Tromanhauser, of Nebraska Appleseed, said spacing out workers in the cafeteria doesn’t matter much if they’re not standing 6 or more feet apart on the production line.

“No one is saying don’t produce food, but we have to find a way to produce food that distances people and keeps them safe, otherwise food production is going to stop,” she said.

The Elkhorn Logan Valley Health Department received more testing kits through the state and decided that Tyson workers and their families in Madison should be tested. Local and corporate Tyson officials were initially supportive, the Health Department said in a Monday press release.

Late last week, Tyson apparently changed its mind, with an executive writing to the Health Department to say the plant would not provide a list of workers’ names for testing, the release said.

The department has requested that Tyson take a number of preventive steps, including letting high-risk workers who are older or have underlying health conditions stay home without losing their jobs, providing masks to be worn at all times, and screening workers for symptoms before they enter the plant and during the middle of their shift.

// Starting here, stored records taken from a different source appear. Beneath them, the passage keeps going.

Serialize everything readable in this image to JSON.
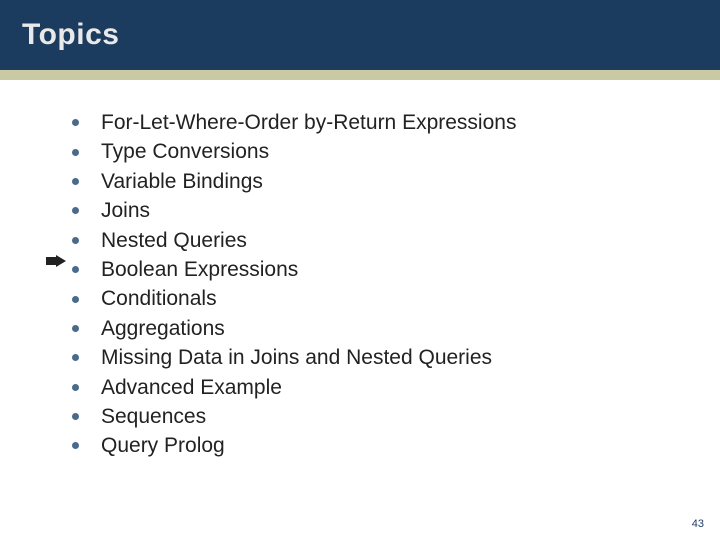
{
  "header": {
    "title": "Topics"
  },
  "pointer_index": 5,
  "bullets": [
    "For-Let-Where-Order by-Return Expressions",
    "Type Conversions",
    "Variable Bindings",
    "Joins",
    "Nested Queries",
    "Boolean Expressions",
    "Conditionals",
    "Aggregations",
    "Missing Data in Joins and Nested Queries",
    "Advanced Example",
    "Sequences",
    "Query Prolog"
  ],
  "page_number": "43"
}
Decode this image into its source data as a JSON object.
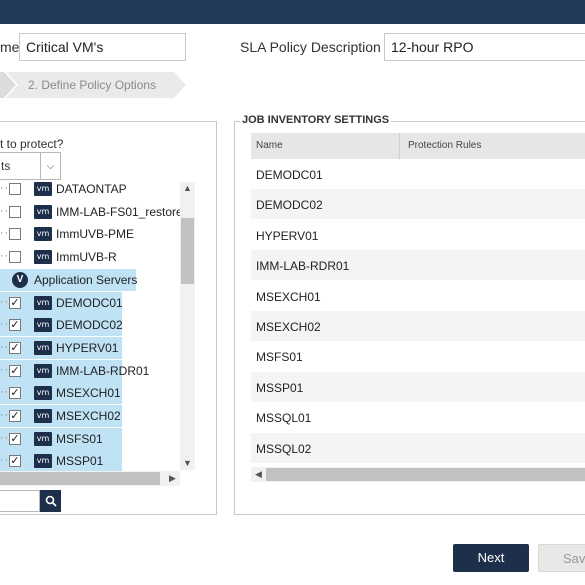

A Tyson spokeswoman did not immediately respond to a request for comment. In an update Monday night, the Health Department said that it met with local Tyson managers Monday and that “we are confident in the progress that was achieved.”

Iowa officials are asking businesses to tell them when 10% of their workers are absent or have confirmed coronavirus cases. This includes meatpacking plants, food and beverage plants and other warehouses, said Sarah Reisetter, the deputy director of the Iowa Department of Public Health.

“What we’re seeing is confirming what we know about the virus, it spreads easily in places where people are close together,” she said.

Anthone said Nebraska has been tracking cases at nursing facilities, but not meatpacking plants.

Iowa Gov. Kim Reynolds said that Iowa farmers provide a third of the nation’s pork supply and that if plants can’t function, farmers may be forced to euthanize their hogs, which would affect prices and food supply.

“These processing plants are essential, and these workers are an essential workforce,” Reynolds said, adding that plants operating with fewer workers would be better than shutting down the operation entirely. “We must do our part to keep them open in a safe and responsible way.”

World-Herald staff writer Alia Conley contributed to this report.